The euro area’s response to the crisis

• And what about the euro area as a whole? Here, there are 2 important factors at work that will make the euro area a stronger monetary union.

• First, just as the Greek economy is undergoing a major restructuring to make it a stronger, competitive economy, similar processes are occurring in other peripheral economies, including Ireland, Portugal, Spain, and most recently, Cyprus.

• Second, work is also under way to make the euro area a more complete monetary union, with:

- strong economic governance;

- procedures to prevent macroeconomic imbalances from emerging;

- strong backstops -- including the ESM and Outright Monetary Transactions by the ECB -- to prevent future crises; and

- concrete steps towards the creation of a banking union.

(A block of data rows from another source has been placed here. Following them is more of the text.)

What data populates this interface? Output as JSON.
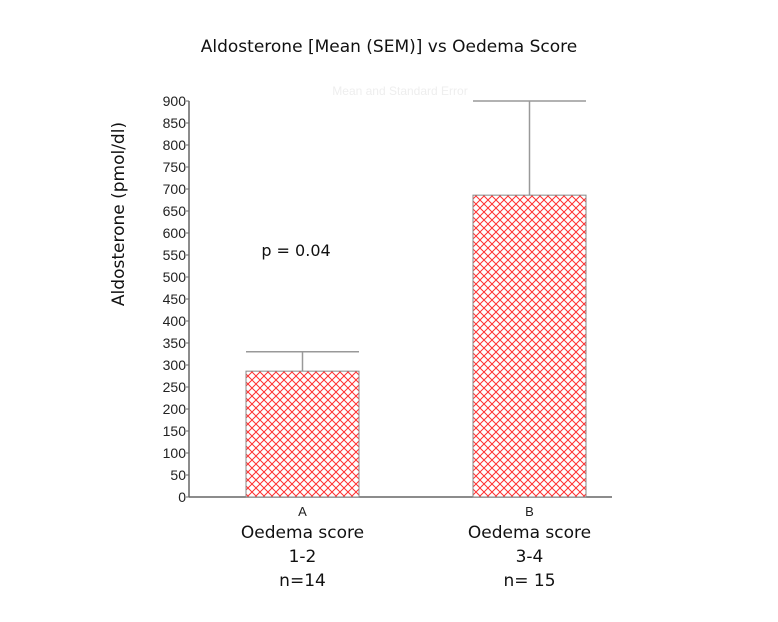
{
  "chart_data": {
    "type": "bar",
    "title": "Aldosterone [Mean  (SEM)] vs  Oedema Score",
    "subtitle": "Mean and Standard Error",
    "ylabel": "Aldosterone (pmol/dl)",
    "xlabel": "",
    "ylim": [
      0,
      900
    ],
    "yticks": [
      0,
      50,
      100,
      150,
      200,
      250,
      300,
      350,
      400,
      450,
      500,
      550,
      600,
      650,
      700,
      750,
      800,
      850,
      900
    ],
    "categories": [
      "A",
      "B"
    ],
    "values": [
      286,
      686
    ],
    "error_upper": [
      330,
      900
    ],
    "group_labels": [
      [
        "Oedema score",
        "1-2",
        "n=14"
      ],
      [
        "Oedema score",
        "3-4",
        "n= 15"
      ]
    ],
    "annotation": "p = 0.04",
    "bar_color": "#ff2a2a",
    "grid": false
  }
}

• I have painted a picture of a Greek economy that is undergoing a major restructuring and I have argued that Greece has weathered its crisis.

• This judgment is not only my own. It is shared by the financial markets and the public.

• Consider the following developments.

• Since the peak of the crisis last June,

- Equity prices have more than doubled.

- Bond spreads have fallen by more than 2,000 basis points.

- Deposits of the private sector have increased by about 12 per cent.

- Hoarded banknotes -- a key sign of uncertainty -- are returning to the banking system. Some € 10 billion have been returned so far, and we expect another € 15 billion to return as the situation continues to normalize.

- Reliance of Greek banks on Eurosystem financing is down by almost 35 per cent.

• As the overhaul of the Greek economy continues, I expect economic growth to resume starting in the first part of 2014, if not sooner. In turn, as growth returns, Greece will become increasingly attractive as a destination for foreign investors!

• Let me conclude by saying that, despite predictions to the contrary, there has been no Grexit from the euro.

• Instead, I recently saw the word GREXIT had been replaced by the word GRECOVERY -- that is, an exit of Greece not from the euro, but from the crisis – a recovery.

• As usual, the markets are right, but a little late!